The Covid-19 pandemic has meant that many people will suffer a reduction in income in 2020/21. Not all individuals are eligible for support under the Coronavirus Job Retention Scheme or the Self-Employment Income Support scheme, and those who are eligible for the grants will not generally receive their full pay.
Where income drops this may have an effect on the National Insurance contributions payable and the individual’s contributions record, which in turn determines their entitlement to the state pension and contributory benefits. A person reaching state pension age on or after 6 April 2016 needs 35 qualifying years to receive the full single tier state pension.
Employees build up their entitlement via the payment of primary Class 1 National Insurance contributions. For a year to be a qualifying year, the employee must have been paid or credited with National Insurance on earnings equal to 52 times the lower earnings limit. For 2020/21, the lower earnings limit is £120 per week – 52 times this is £6,240. Where earnings are between the lower earnings limit and the primary threshold (set at £189 per week for 2020/21) contributions are payable at a notional zero rate, so the employee gets the benefit but does not have to pay anything.
Missed weeks need not be a problem in themselves, as long as contributions are paid or deemed to have been paid on earnings of £6,240 for 2020/21. However, where the employee earns just above the lower earnings limit, being furloughed or taking unpaid leave can cause earnings on which contributions are paid to drop below the magic level, with the result that the year is not a qualifying year.
Where a person is out of work for a period, depending on whether they receive benefits and what benefits they receive, they may get Class 1 National Insurance credits, which will serve to protect the year. Credits are also paid to those claiming child benefit.

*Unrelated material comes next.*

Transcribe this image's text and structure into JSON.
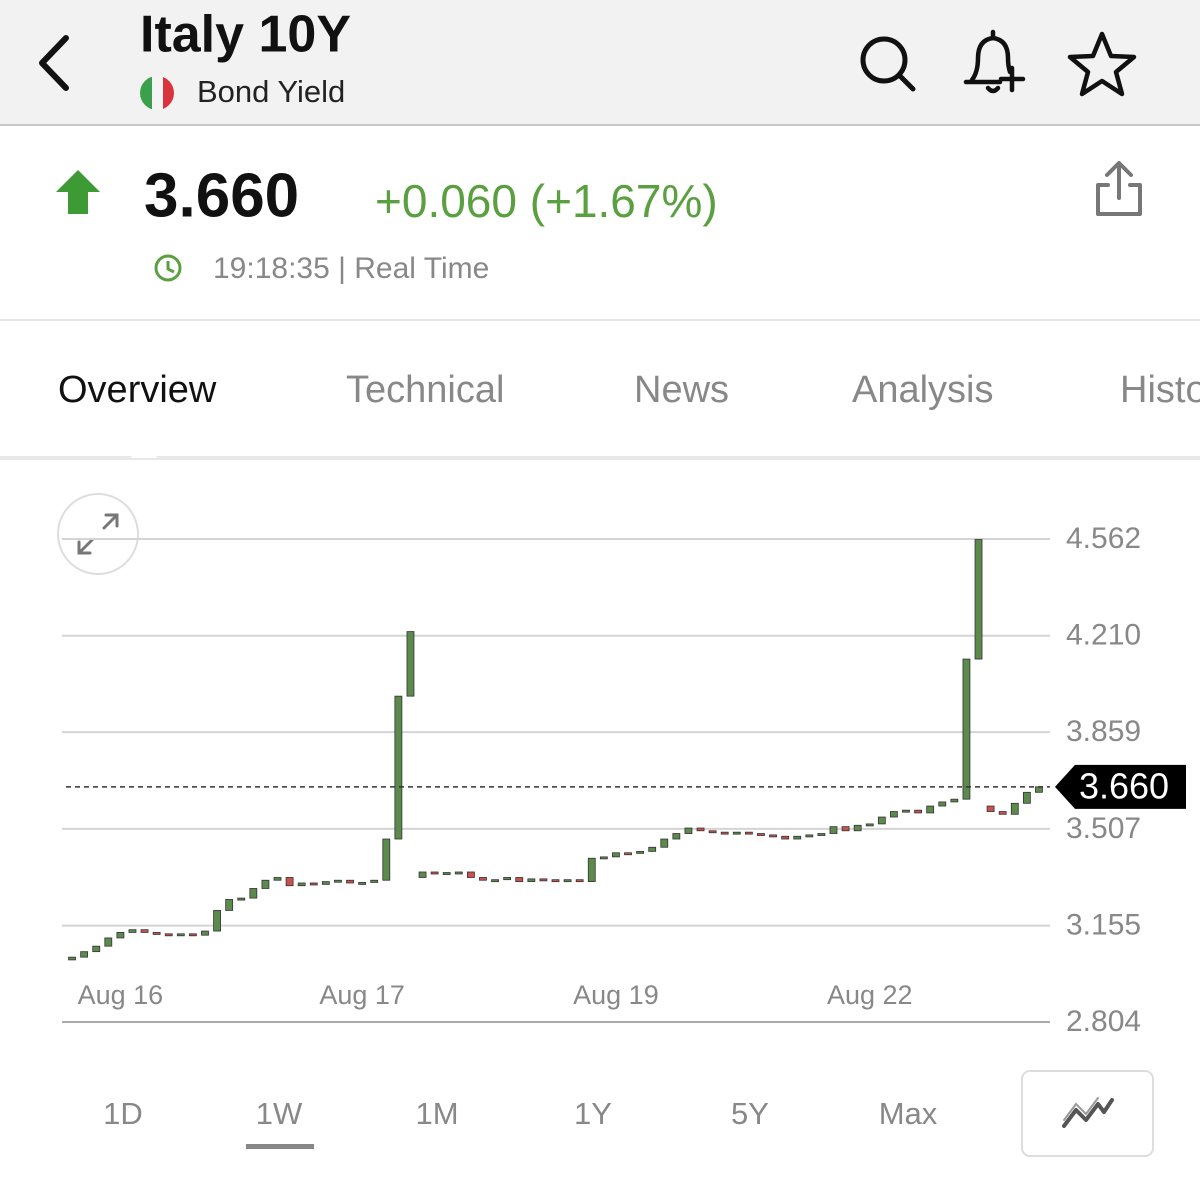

Although the self-employed pay both Class 2 and Class 4 National Insurance contributions, it is the payment of Class 2 contributions (at £3.05 per week for 2020/21) that provides state pension and benefit entitlements. Where earnings are below the small profits level, set at £6,475, the self-employed earner is entitled but not liable to pay Class 2 contributions. If the earner opts not to pay Class 2 contributions (and does not pay sufficient Class 1 or receive NIC credits), the year will not be a qualifying year.
To pay voluntarily or not to pay
If a person already has 35 qualifying years or is likely to do so by the time that they reach state pension age, missing a year will not adversely affect their state pension entitlement. However, if they have less than 35 years (and will be able to reach the minimum 10 years needed for a reduced state pension by the time that they reach state pension age) making voluntary contributions can be worthwhile.

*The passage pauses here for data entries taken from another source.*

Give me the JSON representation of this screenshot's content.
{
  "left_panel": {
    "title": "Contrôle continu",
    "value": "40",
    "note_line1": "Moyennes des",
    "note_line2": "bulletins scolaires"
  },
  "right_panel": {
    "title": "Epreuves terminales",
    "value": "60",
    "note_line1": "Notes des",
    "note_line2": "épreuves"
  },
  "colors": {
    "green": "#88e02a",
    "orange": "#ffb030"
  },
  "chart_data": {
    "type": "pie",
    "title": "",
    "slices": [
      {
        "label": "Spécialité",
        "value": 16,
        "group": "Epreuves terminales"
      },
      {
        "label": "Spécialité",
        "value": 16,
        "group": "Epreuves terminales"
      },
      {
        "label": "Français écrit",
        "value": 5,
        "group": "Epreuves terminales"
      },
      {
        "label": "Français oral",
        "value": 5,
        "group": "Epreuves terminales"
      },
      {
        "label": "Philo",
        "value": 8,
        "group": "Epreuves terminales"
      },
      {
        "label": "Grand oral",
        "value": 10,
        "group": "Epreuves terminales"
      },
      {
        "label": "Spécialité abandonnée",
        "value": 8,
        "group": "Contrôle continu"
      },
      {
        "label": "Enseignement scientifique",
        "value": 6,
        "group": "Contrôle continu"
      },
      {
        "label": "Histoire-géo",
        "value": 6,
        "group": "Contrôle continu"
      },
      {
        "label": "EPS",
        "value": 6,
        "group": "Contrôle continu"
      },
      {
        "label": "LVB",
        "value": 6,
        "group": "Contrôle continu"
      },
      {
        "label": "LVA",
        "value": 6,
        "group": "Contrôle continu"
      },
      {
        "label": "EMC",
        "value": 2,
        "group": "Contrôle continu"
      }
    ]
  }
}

Those with earnings from self-employment of less than the small profits threshold (£6,475 for 2020/21) can pay Class 2 contributions voluntarily. At only £3.05 per week for 2020/21 this is a cheap and worthwhile option.
Where there are no earnings from self-employment, paying voluntary contributions means paying Class 3 contributions at £15.30 per week for 2020/21.
Partner note: SSCBA 1992, s. 6, 11, 13.